Faster than a Cheetah
Q: What's faster than a cheetah?
A: A Jew with a coupon!
Two priests and a rabbi were discussing what portion of the weekly collection they kept for themselves. The first priest explained that he drew a circle on the ground, stepped a few paces back and pitched the money towards the circle. Whatever landed in the circle he kept and what landed outside the circle God kept.
The second priest claimed that his method was almost the same, except that what landed outside the circle went to the priest and the money that landed inside the circle God kept.
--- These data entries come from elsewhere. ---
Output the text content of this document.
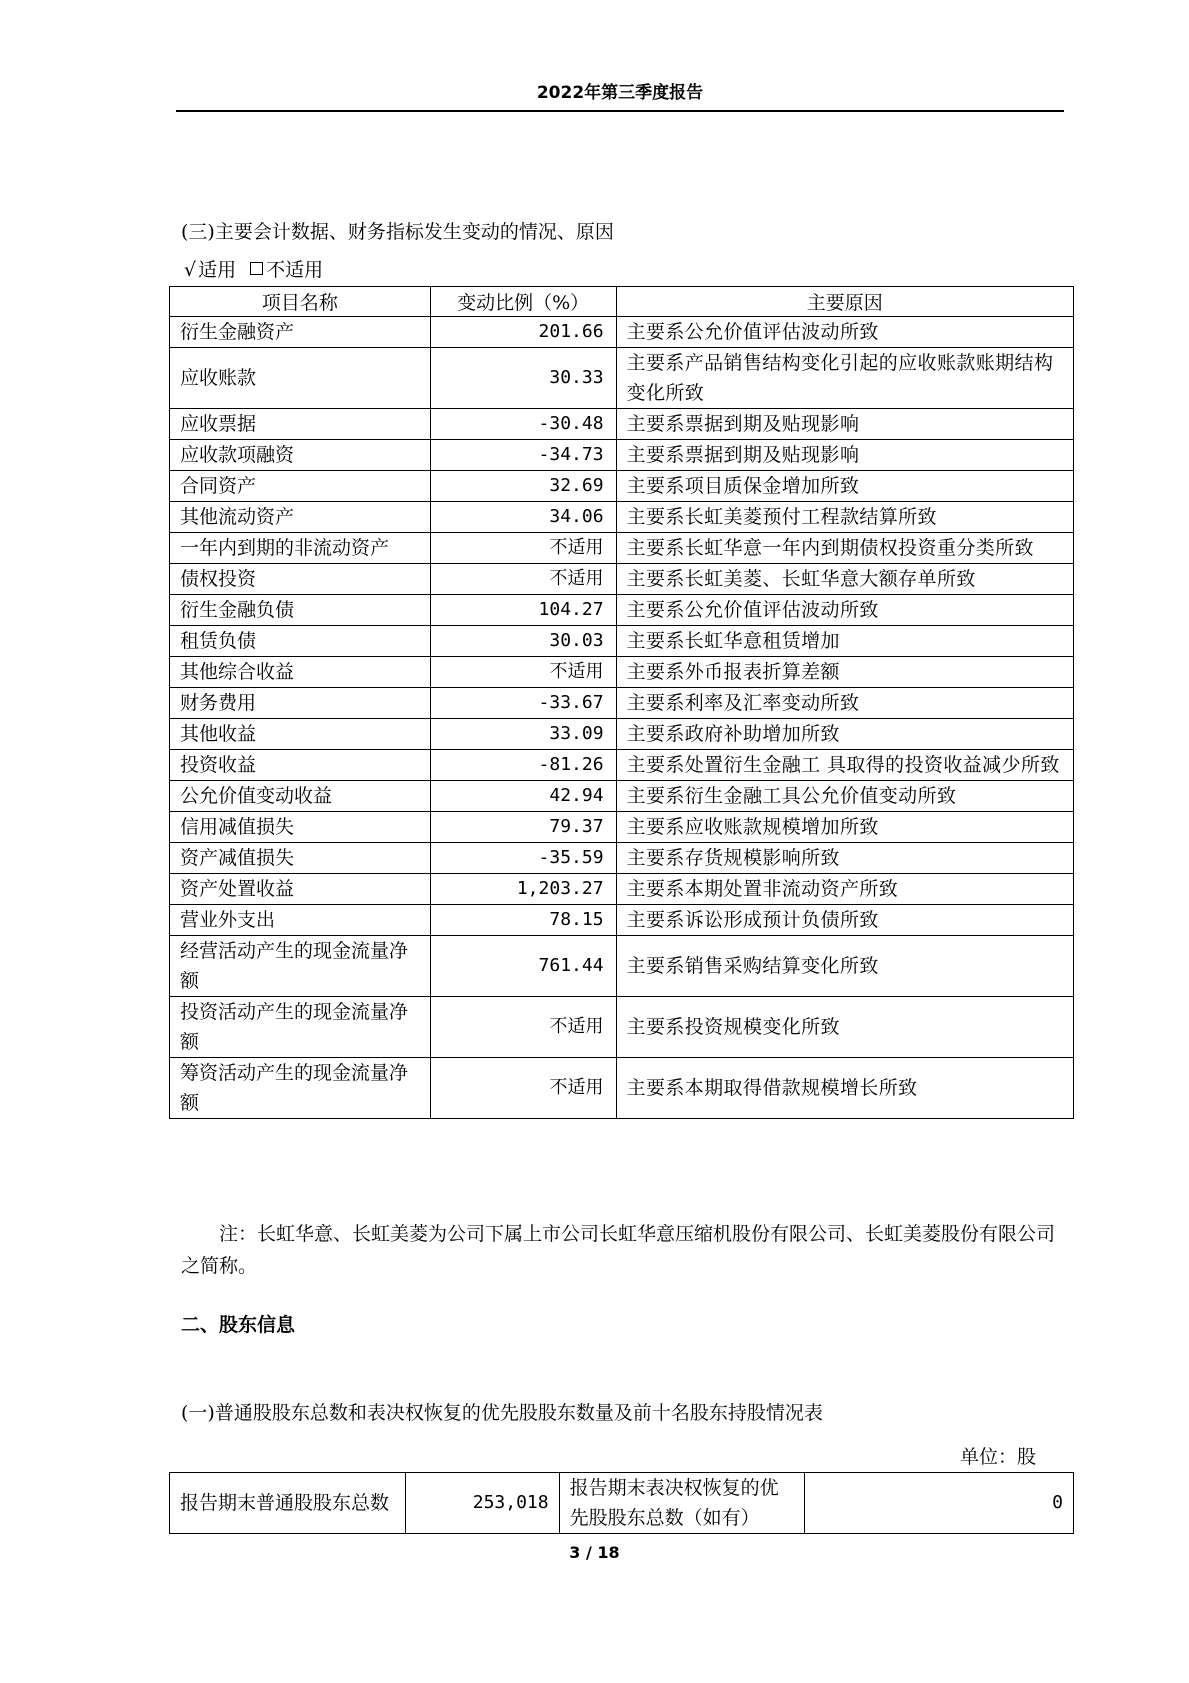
2022年第三季度报告
(三)主要会计数据、财务指标发生变动的情况、原因
√ 适用 不适用
项目名称	变动比例（%）	主要原因
衍生金融资产	201.66	主要系公允价值评估波动所致
应收账款	30.33	主要系产品销售结构变化引起的应收账款账期结构变化所致
应收票据	-30.48	主要系票据到期及贴现影响
应收款项融资	-34.73	主要系票据到期及贴现影响
合同资产	32.69	主要系项目质保金增加所致
其他流动资产	34.06	主要系长虹美菱预付工程款结算所致
一年内到期的非流动资产	不适用	主要系长虹华意一年内到期债权投资重分类所致
债权投资	不适用	主要系长虹美菱、长虹华意大额存单所致
衍生金融负债	104.27	主要系公允价值评估波动所致
租赁负债	30.03	主要系长虹华意租赁增加
其他综合收益	不适用	主要系外币报表折算差额
财务费用	-33.67	主要系利率及汇率变动所致
其他收益	33.09	主要系政府补助增加所致
投资收益	-81.26	主要系处置衍生金融工 具取得的投资收益减少所致
公允价值变动收益	42.94	主要系衍生金融工具公允价值变动所致
信用减值损失	79.37	主要系应收账款规模增加所致
资产减值损失	-35.59	主要系存货规模影响所致
资产处置收益	1,203.27	主要系本期处置非流动资产所致
营业外支出	78.15	主要系诉讼形成预计负债所致
经营活动产生的现金流量净额	761.44	主要系销售采购结算变化所致
投资活动产生的现金流量净额	不适用	主要系投资规模变化所致
筹资活动产生的现金流量净额	不适用	主要系本期取得借款规模增长所致
注：长虹华意、长虹美菱为公司下属上市公司长虹华意压缩机股份有限公司、长虹美菱股份有限公司之简称。
二、股东信息
(一)普通股股东总数和表决权恢复的优先股股东数量及前十名股东持股情况表
单位：股
报告期末普通股股东总数	253,018	报告期末表决权恢复的优先股股东总数（如有）	0
3 / 18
The rabbi said, "I've got you both beat. I throw the money into the air and what God wants, God takes."
The Dinner Guests!
A Jewish family invited their Redneck neighbors over for holiday dinner. The first course was set in front of them and the Jewish couple announced, "This is soup made with matzoh balls." On seeing the 2 large matzoh balls in the soup, the redneck man was hesitant to taste this strange looking brew. Gently, the Jewish couple urged him to, "Just have a taste. If you don't like it, you don't have to finish it." Finally he agrees. He digs his spoon in, first picking up a small piece of matzoh ball with some soup in the spoon, and tasting it gingerly. The usual mmmm sound can be heard coming from somewhere deep in his chest, and he quickly finished the soup. "That was delicious," he said, "but I was wondering...Can you eat any other parts of the matzoh?"
The Harvard School of Medicine did a study of why Jewish women like Chinese food so much. The study revealed that this is due to the fact that WonTon spelled backwards is Not Now.
While leading the Friday evening services, the Rabbi noticed a member of the congregation, Bernie, walk in with a St. Bernard dog. The Rabbi, horrified, asked the Cantor to continue the service and went to talk to Bernie. Rabbi: "What are doing here with a dog?" Bernie: "The dog came here to pray." "Oh, come on," says the Rabbi. "YES!" says Bernie. Rabbi: "I don't believe you. You are just fooling around; that's not a proper thing to do in temple. "Bernie: "Its true!" "OK", says the Rabbi, "then show me what the dog can do." "OK" says Bernie nodding to the dog. The dog proceeds to open up the barrel under his neck and removes a yarmulke and a tallit, puts them on his head, and prayer book, and actually starts saying prayers in Hebrew! The Rabbi is so shocked he listens for a full 15 minutes. When the Rabbi regains his composure, he is so impressed with the quality of the praying he says to Bernie. "Do you think your dog would consider going to Rabbinical school?" Bernie, throwing up his hands in disgust says,"YOU TALK TO HIM! He wants to be a doctor!"